Fruit

Everyone in our house loves fruit and there is nothing nicer than wandering out into the garden to pick you own. Fruits can be categorized into a number of different types including, orchard fruits, bush & cane fruits, and tender fruits.

Orchard fruit

We grow apples, pears and plums. All our trees are still young but each year cropping appears to improve. Apples are great fruit trees and will often reward you with fruit the first year you plant them. Pears and plums are not so quick. Our oldest pear tree began to flower only last year – six years after it was first planted! Only a couple of pears set and they subsequently fell off. This year there is a lot more fruit so we are more hopeful. The plum had five fruit two years ago, all of which the magpies stole on us, but this year there are a lot more fruit.

Cropping is affected by a number of factors. Weather can have an adverse effect. Frost or too much wind and/or rain at the wrong time can mean blossom is damaged and fruit doesn’t set. Pollinators need to be around in order to carry out pollination. Most orchard fruit trees benefit from being cross-pollinated by similar species, as this increases the yield. Apples can only cross pollinate apples and pears will only pollinate pears. If you only have one fruit tree make sure it is a self-fertile variety.

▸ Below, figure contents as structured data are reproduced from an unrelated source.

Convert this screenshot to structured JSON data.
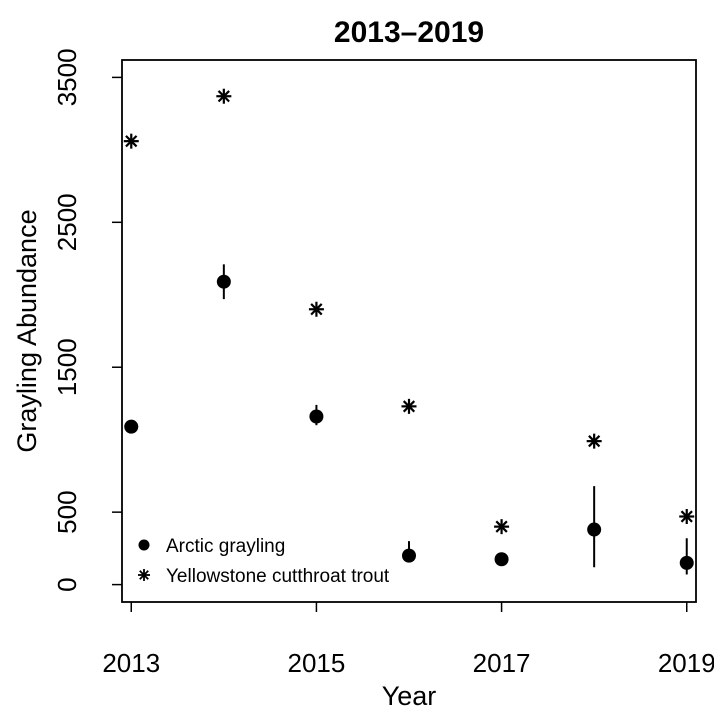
{
  "chart_data": {
    "type": "scatter",
    "title": "2013–2019",
    "xlabel": "Year",
    "ylabel": "Grayling Abundance",
    "xlim": [
      2012.9,
      2019.1
    ],
    "ylim": [
      -120,
      3620
    ],
    "xticks": [
      2013,
      2015,
      2017,
      2019
    ],
    "yticks": [
      0,
      500,
      1500,
      2500,
      3500
    ],
    "grid": false,
    "legend_position": "bottom-left",
    "series": [
      {
        "name": "Arctic grayling",
        "marker": "circle",
        "points": [
          {
            "x": 2013,
            "y": 1090,
            "lo": null,
            "hi": null
          },
          {
            "x": 2014,
            "y": 2090,
            "lo": 1970,
            "hi": 2210
          },
          {
            "x": 2015,
            "y": 1160,
            "lo": 1100,
            "hi": 1240
          },
          {
            "x": 2016,
            "y": 200,
            "lo": 170,
            "hi": 300
          },
          {
            "x": 2017,
            "y": 175,
            "lo": null,
            "hi": null
          },
          {
            "x": 2018,
            "y": 380,
            "lo": 120,
            "hi": 680
          },
          {
            "x": 2019,
            "y": 150,
            "lo": 70,
            "hi": 320
          }
        ]
      },
      {
        "name": "Yellowstone cutthroat trout",
        "marker": "asterisk",
        "points": [
          {
            "x": 2013,
            "y": 3060
          },
          {
            "x": 2014,
            "y": 3370
          },
          {
            "x": 2015,
            "y": 1900
          },
          {
            "x": 2016,
            "y": 1230
          },
          {
            "x": 2017,
            "y": 400
          },
          {
            "x": 2018,
            "y": 990
          },
          {
            "x": 2019,
            "y": 470
          }
        ]
      }
    ]
  }
}
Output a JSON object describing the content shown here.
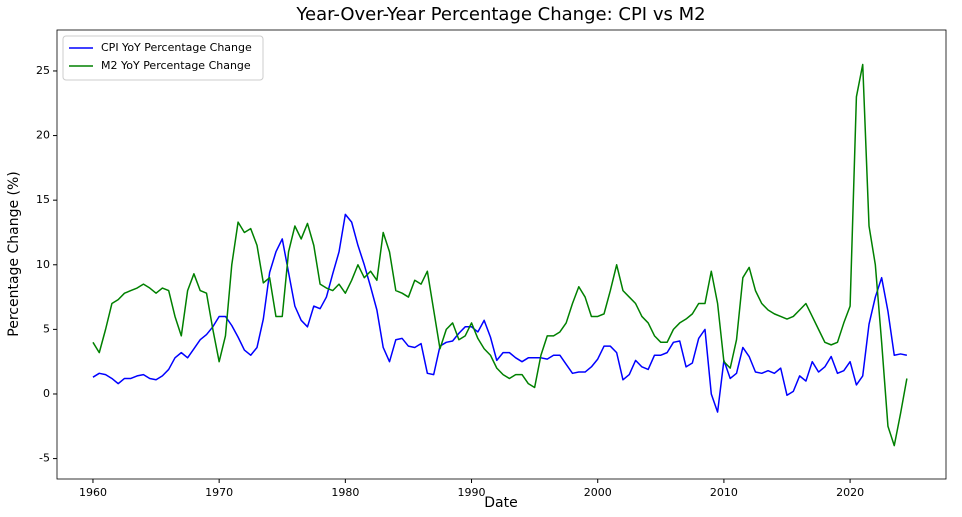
{
  "chart_data": {
    "type": "line",
    "title": "Year-Over-Year Percentage Change: CPI vs M2",
    "x_label": "Date",
    "y_label": "Percentage Change (%)",
    "x": [
      1960,
      1960.5,
      1961,
      1961.5,
      1962,
      1962.5,
      1963,
      1963.5,
      1964,
      1964.5,
      1965,
      1965.5,
      1966,
      1966.5,
      1967,
      1967.5,
      1968,
      1968.5,
      1969,
      1969.5,
      1970,
      1970.5,
      1971,
      1971.5,
      1972,
      1972.5,
      1973,
      1973.5,
      1974,
      1974.5,
      1975,
      1975.5,
      1976,
      1976.5,
      1977,
      1977.5,
      1978,
      1978.5,
      1979,
      1979.5,
      1980,
      1980.5,
      1981,
      1981.5,
      1982,
      1982.5,
      1983,
      1983.5,
      1984,
      1984.5,
      1985,
      1985.5,
      1986,
      1986.5,
      1987,
      1987.5,
      1988,
      1988.5,
      1989,
      1989.5,
      1990,
      1990.5,
      1991,
      1991.5,
      1992,
      1992.5,
      1993,
      1993.5,
      1994,
      1994.5,
      1995,
      1995.5,
      1996,
      1996.5,
      1997,
      1997.5,
      1998,
      1998.5,
      1999,
      1999.5,
      2000,
      2000.5,
      2001,
      2001.5,
      2002,
      2002.5,
      2003,
      2003.5,
      2004,
      2004.5,
      2005,
      2005.5,
      2006,
      2006.5,
      2007,
      2007.5,
      2008,
      2008.5,
      2009,
      2009.5,
      2010,
      2010.5,
      2011,
      2011.5,
      2012,
      2012.5,
      2013,
      2013.5,
      2014,
      2014.5,
      2015,
      2015.5,
      2016,
      2016.5,
      2017,
      2017.5,
      2018,
      2018.5,
      2019,
      2019.5,
      2020,
      2020.5,
      2021,
      2021.5,
      2022,
      2022.5,
      2023,
      2023.5,
      2024,
      2024.5
    ],
    "series": [
      {
        "name": "CPI YoY Percentage Change",
        "color": "#0000ff",
        "values": [
          1.3,
          1.6,
          1.5,
          1.2,
          0.8,
          1.2,
          1.2,
          1.4,
          1.5,
          1.2,
          1.1,
          1.4,
          1.9,
          2.8,
          3.2,
          2.8,
          3.5,
          4.2,
          4.6,
          5.2,
          6.0,
          6.0,
          5.3,
          4.4,
          3.4,
          3.0,
          3.6,
          5.8,
          9.4,
          11.0,
          12.0,
          9.4,
          6.8,
          5.7,
          5.2,
          6.8,
          6.6,
          7.5,
          9.3,
          11.0,
          13.9,
          13.3,
          11.5,
          10.0,
          8.3,
          6.5,
          3.6,
          2.5,
          4.2,
          4.3,
          3.7,
          3.6,
          3.9,
          1.6,
          1.5,
          3.7,
          4.0,
          4.1,
          4.7,
          5.2,
          5.2,
          4.8,
          5.7,
          4.4,
          2.6,
          3.2,
          3.2,
          2.8,
          2.5,
          2.8,
          2.8,
          2.8,
          2.7,
          3.0,
          3.0,
          2.3,
          1.6,
          1.7,
          1.7,
          2.1,
          2.7,
          3.7,
          3.7,
          3.2,
          1.1,
          1.5,
          2.6,
          2.1,
          1.9,
          3.0,
          3.0,
          3.2,
          4.0,
          4.1,
          2.1,
          2.4,
          4.3,
          5.0,
          0.0,
          -1.4,
          2.6,
          1.2,
          1.6,
          3.6,
          2.9,
          1.7,
          1.6,
          1.8,
          1.6,
          2.0,
          -0.1,
          0.2,
          1.4,
          1.0,
          2.5,
          1.7,
          2.1,
          2.9,
          1.6,
          1.8,
          2.5,
          0.7,
          1.4,
          5.4,
          7.5,
          9.0,
          6.4,
          3.0,
          3.1,
          3.0
        ]
      },
      {
        "name": "M2 YoY Percentage Change",
        "color": "#008000",
        "values": [
          4.0,
          3.2,
          5.0,
          7.0,
          7.3,
          7.8,
          8.0,
          8.2,
          8.5,
          8.2,
          7.8,
          8.2,
          8.0,
          6.0,
          4.5,
          8.0,
          9.3,
          8.0,
          7.8,
          5.0,
          2.5,
          4.5,
          10.0,
          13.3,
          12.5,
          12.8,
          11.5,
          8.6,
          9.0,
          6.0,
          6.0,
          11.0,
          13.0,
          12.0,
          13.2,
          11.5,
          8.5,
          8.2,
          8.0,
          8.5,
          7.8,
          8.8,
          10.0,
          9.0,
          9.5,
          8.8,
          12.5,
          11.0,
          8.0,
          7.8,
          7.5,
          8.8,
          8.5,
          9.5,
          6.5,
          3.5,
          5.0,
          5.5,
          4.2,
          4.5,
          5.5,
          4.3,
          3.5,
          3.0,
          2.0,
          1.5,
          1.2,
          1.5,
          1.5,
          0.8,
          0.5,
          3.0,
          4.5,
          4.5,
          4.8,
          5.5,
          7.0,
          8.3,
          7.5,
          6.0,
          6.0,
          6.2,
          8.0,
          10.0,
          8.0,
          7.5,
          7.0,
          6.0,
          5.5,
          4.5,
          4.0,
          4.0,
          5.0,
          5.5,
          5.8,
          6.2,
          7.0,
          7.0,
          9.5,
          7.0,
          2.5,
          2.0,
          4.2,
          9.0,
          9.8,
          8.0,
          7.0,
          6.5,
          6.2,
          6.0,
          5.8,
          6.0,
          6.5,
          7.0,
          6.0,
          5.0,
          4.0,
          3.8,
          4.0,
          5.5,
          6.8,
          23.0,
          25.5,
          13.0,
          10.0,
          4.0,
          -2.5,
          -4.0,
          -1.5,
          1.2
        ]
      }
    ],
    "xlim": [
      1957.15,
      2027.6
    ],
    "ylim": [
      -6.58,
      28.17
    ],
    "xticks": [
      1960,
      1970,
      1980,
      1990,
      2000,
      2010,
      2020
    ],
    "yticks": [
      -5,
      0,
      5,
      10,
      15,
      20,
      25
    ],
    "legend": "upper left",
    "grid": false
  }
}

The following website has a great section on pollinating: (http://www.orangepippintrees.eu/articles/pollination-of-fruit-trees)

Pear Blossom

Pear Blossom

One of my favourite apples in terms of flavour is Elstar. This is a relatively recent apple (introduced in 1972). It’s a variety that you can harvest quite late in the season (in fact, I harvested it as late as November) and is best eaten fresh though it will store for one to two months. It is thought to have relative poor disease resistance and we had to remove our one as it was badly effected with canker (a fungal disease of apple and some other trees).

If you enjoy apple crumble as we do, then Bramley Seedling apples are an essential tree for your garden. This is a much older variety of apple (1837) and stores for up to three months. Bramleys are great croppers but can be susceptible to scab (another fungal disease causing dark’s cabby marks on fruit).

Crab apple blossom

Crab apple blossom


Soft, bush and cane fruit

We grow strawberries, blueberries, currants, raspberries and Rubus hybrids from the family Rosaceae including loganberries among others.

Currants – are one of the earliest of our fruit to ripen. We have both red and black varieties. For some reason the red seem much more attractive to birds and if we don’t net our two bushes we would have no fruit at all. They don’t seem to be as interested in the blackcurrants from which we get a good crop each year.

Strawberries – my sister gave me a present of two pots of alpine strawberries a few years ago. These are a much smaller strawberry than your common garden strawberry but are prolific. I keep a couple of pots in the polytunnel and harvest from late spring to late autumn. Unlike garden strawberries, Alpines don’t produce runners but they self-seed around the polytunnel and I move them to where I want them.

We also have garden strawberries but cropping is weather dependent and we have only had one bumper in the last five years. Slugs like the fruit too and in some areas they will need netting to protect from birds, though for us it hasn’t been a problem. It is a good idea to move your strawberry bed after about three years.

 

© Murtagh’s Meadow

 

 

 

 

 

 

 

 

 

 

 

 

 

 

 

 

 

 

 

 

 

 

 

 

 

2 thoughts on “Fruit

  1. Helen

    My apple tree is now coming up for six years old and produced 12 apples this year – the biggest crop so far. Hopefully, there won’t be strong winds just as the blossom comes out next year, though I guess it is better for a young tree to bear fewer fruit.